Feature engineering is an important step in the data science pipeline. One of the most important questions facing data scientists is how to choose which features or variables to focus on for building high-performing machine learning models. Poor selection of features or lack of focus on feature engineering is one of the major reasons for poor performance in many cases.
As data scientists, we must avoid the garbage in, garbage out approach when choosing features. Not all features are relevant or useful for a particular algorithm or problem. There are several reasons for applying feature engineering techniques to select the best features including:
- Not all features are correlated with the target, so do not use/select uncorrelated features for model building.

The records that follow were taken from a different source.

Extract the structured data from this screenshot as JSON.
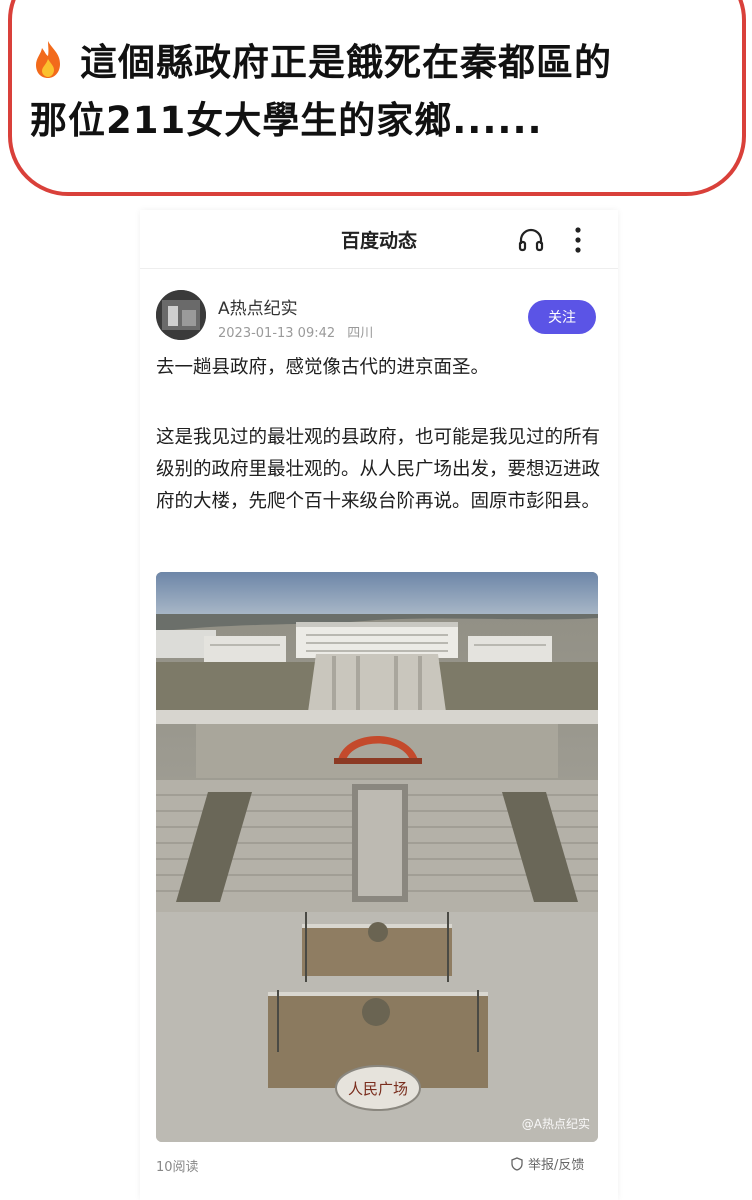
{
  "caption": {
    "line1": "這個縣政府正是餓死在秦都區的",
    "line2": "那位211女大學生的家鄉......"
  },
  "appbar": {
    "title": "百度动态",
    "icons": [
      "headphone-icon",
      "more-icon"
    ]
  },
  "post": {
    "author": "A热点纪实",
    "date": "2023-01-13 09:42",
    "location": "四川",
    "follow_label": "关注",
    "paragraph1": "去一趟县政府，感觉像古代的进京面圣。",
    "paragraph2": "这是我见过的最壮观的县政府，也可能是我见过的所有级别的政府里最壮观的。从人民广场出发，要想迈进政府的大楼，先爬个百十来级台阶再说。固原市彭阳县。",
    "watermark": "@A热点纪实",
    "stone_text": "人民广场",
    "reads": "10阅读",
    "report": "举报/反馈"
  },
  "colors": {
    "frame": "#d9403a",
    "follow_button": "#5b54e6"
  }
}
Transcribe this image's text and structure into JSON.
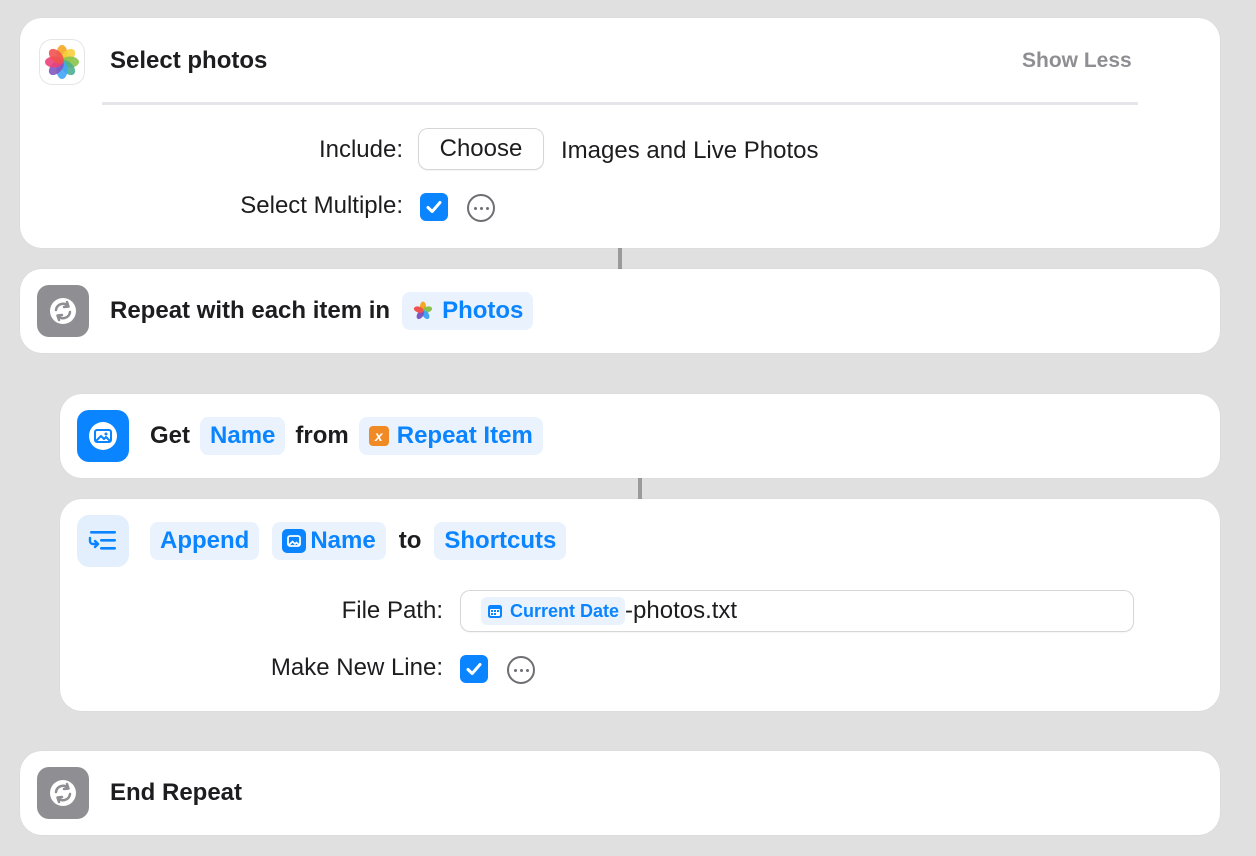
{
  "select_photos": {
    "title": "Select photos",
    "show_less_label": "Show Less",
    "include_label": "Include:",
    "choose_button": "Choose",
    "include_value": "Images and Live Photos",
    "select_multiple_label": "Select Multiple:",
    "select_multiple_checked": true,
    "icon": "photos-app-icon"
  },
  "repeat": {
    "label": "Repeat with each item in",
    "variable": "Photos",
    "icon": "repeat-icon"
  },
  "get_name": {
    "get_word": "Get",
    "property_token": "Name",
    "from_word": "from",
    "source_token": "Repeat Item",
    "icon": "image-icon"
  },
  "append": {
    "action_token": "Append",
    "variable_token": "Name",
    "to_word": "to",
    "target_token": "Shortcuts",
    "file_path_label": "File Path:",
    "file_path_variable": "Current Date",
    "file_path_suffix": "-photos.txt",
    "new_line_label": "Make New Line:",
    "new_line_checked": true,
    "icon": "append-text-icon"
  },
  "end_repeat": {
    "label": "End Repeat",
    "icon": "repeat-icon"
  },
  "colors": {
    "accent": "#0a84ff",
    "token_bg": "#eaf3fd",
    "card_bg": "#ffffff",
    "canvas_bg": "#e0e0e0",
    "gray_icon": "#8e8e93"
  }
}
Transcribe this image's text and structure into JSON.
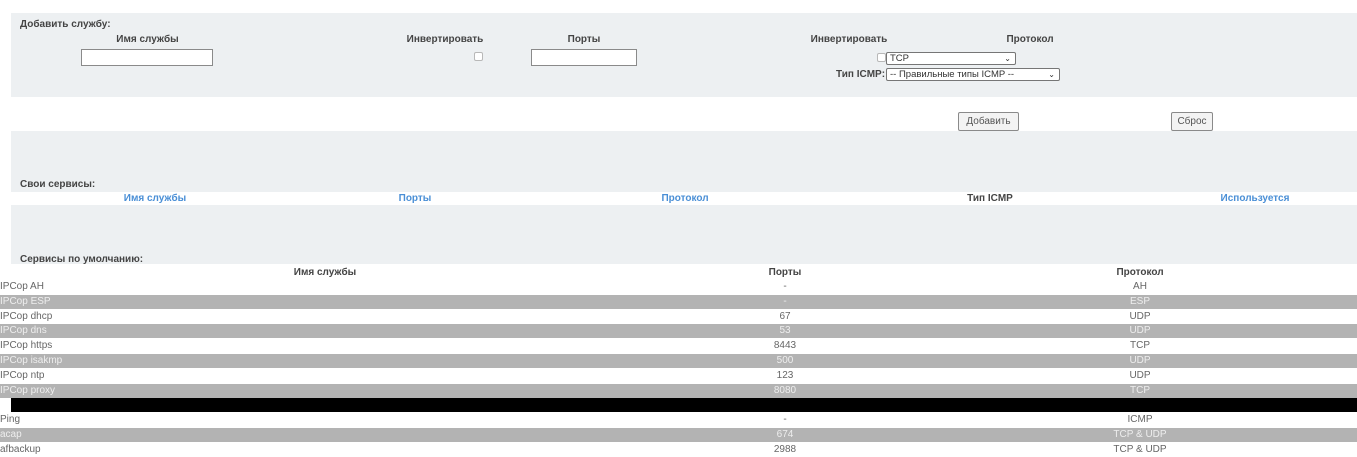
{
  "add_service": {
    "section_title": "Добавить службу:",
    "col_name": "Имя службы",
    "col_invert1": "Инвертировать",
    "col_ports": "Порты",
    "col_invert2": "Инвертировать",
    "col_protocol": "Протокол",
    "name_value": "",
    "ports_value": "",
    "protocol_selected": "TCP",
    "icmp_label": "Тип ICMP:",
    "icmp_selected": "-- Правильные типы ICMP --",
    "add_button": "Добавить",
    "reset_button": "Сброс"
  },
  "custom_services": {
    "section_title": "Свои сервисы:",
    "col_name": "Имя службы",
    "col_ports": "Порты",
    "col_protocol": "Протокол",
    "col_icmp": "Тип ICMP",
    "col_used": "Используется"
  },
  "default_services": {
    "section_title": "Сервисы по умолчанию:",
    "col_name": "Имя службы",
    "col_ports": "Порты",
    "col_protocol": "Протокол",
    "rows": [
      {
        "name": "IPCop AH",
        "ports": "-",
        "protocol": "AH"
      },
      {
        "name": "IPCop ESP",
        "ports": "-",
        "protocol": "ESP"
      },
      {
        "name": "IPCop dhcp",
        "ports": "67",
        "protocol": "UDP"
      },
      {
        "name": "IPCop dns",
        "ports": "53",
        "protocol": "UDP"
      },
      {
        "name": "IPCop https",
        "ports": "8443",
        "protocol": "TCP"
      },
      {
        "name": "IPCop isakmp",
        "ports": "500",
        "protocol": "UDP"
      },
      {
        "name": "IPCop ntp",
        "ports": "123",
        "protocol": "UDP"
      },
      {
        "name": "IPCop proxy",
        "ports": "8080",
        "protocol": "TCP"
      },
      {
        "name": "Ping",
        "ports": "-",
        "protocol": "ICMP"
      },
      {
        "name": "acap",
        "ports": "674",
        "protocol": "TCP & UDP"
      },
      {
        "name": "afbackup",
        "ports": "2988",
        "protocol": "TCP & UDP"
      }
    ]
  },
  "colors": {
    "section_bg": "#edf0f2",
    "row_alt": "#b3b3b3",
    "header_blue": "#4a8fd6",
    "black_bar": "#000000"
  }
}
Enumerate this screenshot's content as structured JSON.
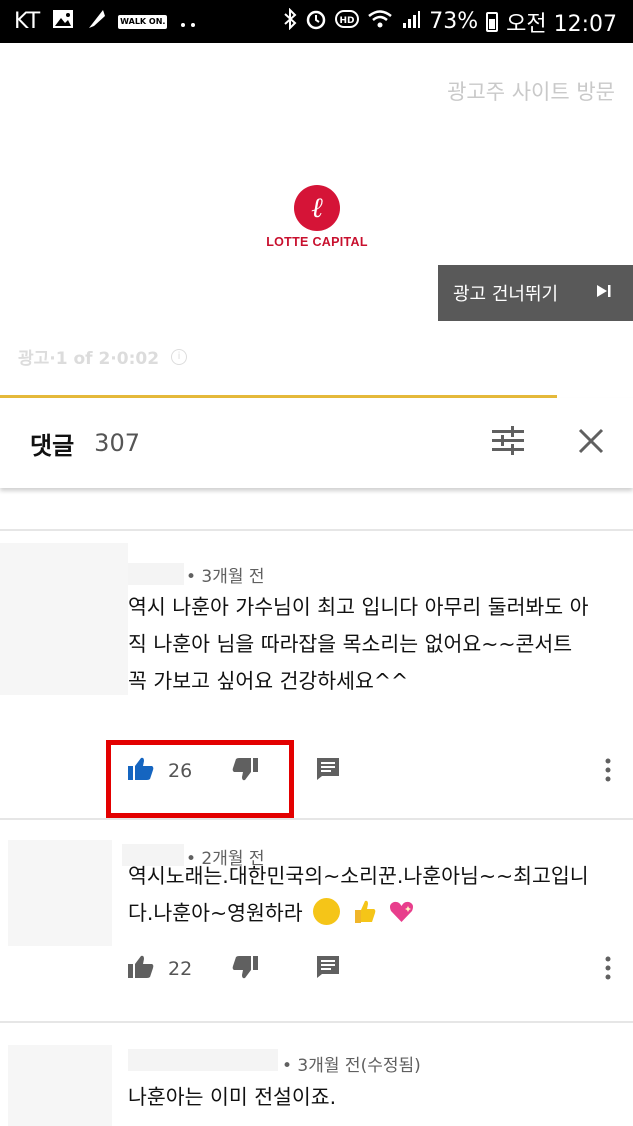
{
  "status_bar": {
    "carrier": "KT",
    "battery": "73%",
    "time": "오전 12:07",
    "walk_label": "WALK ON."
  },
  "ad": {
    "visit_link": "광고주 사이트 방문",
    "brand": "LOTTE CAPITAL",
    "skip_label": "광고 건너뛰기",
    "counter": "광고·1 of 2·0:02",
    "progress": 0.88,
    "brand_color": "#d51437"
  },
  "comments_header": {
    "title": "댓글",
    "count": "307"
  },
  "comments": [
    {
      "time": "• 3개월 전",
      "text": "역시 나훈아 가수님이  최고 입니다 아무리 둘러봐도   아직 나훈아 님을 따라잡을 목소리는 없어요~~콘서트 꼭 가보고 싶어요 건강하세요^^",
      "likes": "26",
      "liked": true
    },
    {
      "time": "• 2개월 전",
      "text": "역시노래는.대한민국의~소리꾼.나훈아님~~최고입니다.나훈아~영원하라",
      "likes": "22",
      "liked": false
    },
    {
      "time": "• 3개월 전(수정됨)",
      "text": "나훈아는 이미 전설이죠.",
      "likes": "",
      "liked": false
    }
  ],
  "colors": {
    "like_active": "#1565c0",
    "highlight": "#e30000",
    "progress": "#e5b93a"
  }
}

- Some of the features may be correlated with other features and hence may not play a constructive role in improving model performance.
- Some of the features may have too many missing values, and may need to be discarded altogether.
- Some of the features may require further processing because they have categorical data type and we can’t always use these.
- In some cases, assumptions about data distribution may be violated.
- In other cases, we may need to reduce dimensionality of feature space to deal with noisy behavior due to the curse of dimensionality.
Feature Engineering Approaches
Feature Engineering is typically accomplished using one of the following approaches:
- Feature Elimination
You can reduce the feature space by eliminating features. This has a key disadvantage as you gain no information from those features that have been dropped. For example, recursive feature elimination (RFE) is a feature selection method that fits a model and removes the weakest feature (or features) until the specified number of features is reached.
- Feature Selection
Feature selection is the process of reducing the number of features when dealing with large numbers of features while building a data science model.
One of goals in data science is to reduce the number of input variables(or features) to both reduce the computational cost of modeling and, in some cases, to improve the performance of the model.
Statistical-based feature selection methods involve evaluating the relationship between each input feature and the target variable using statistics and selecting those input variables that have the strongest relationship with the target variable.
You apply some statistical tests in order to rank features according to their importance and then select a subset of features for building your model. This again suffers from information loss and is less stable as different tests give different importance scores to features.
- Feature Extraction
You create new independent features, where each new independent feature is a combination of each of the old independent features. These techniques can be further divided into linear and non-linear dimensionality reduction techniques.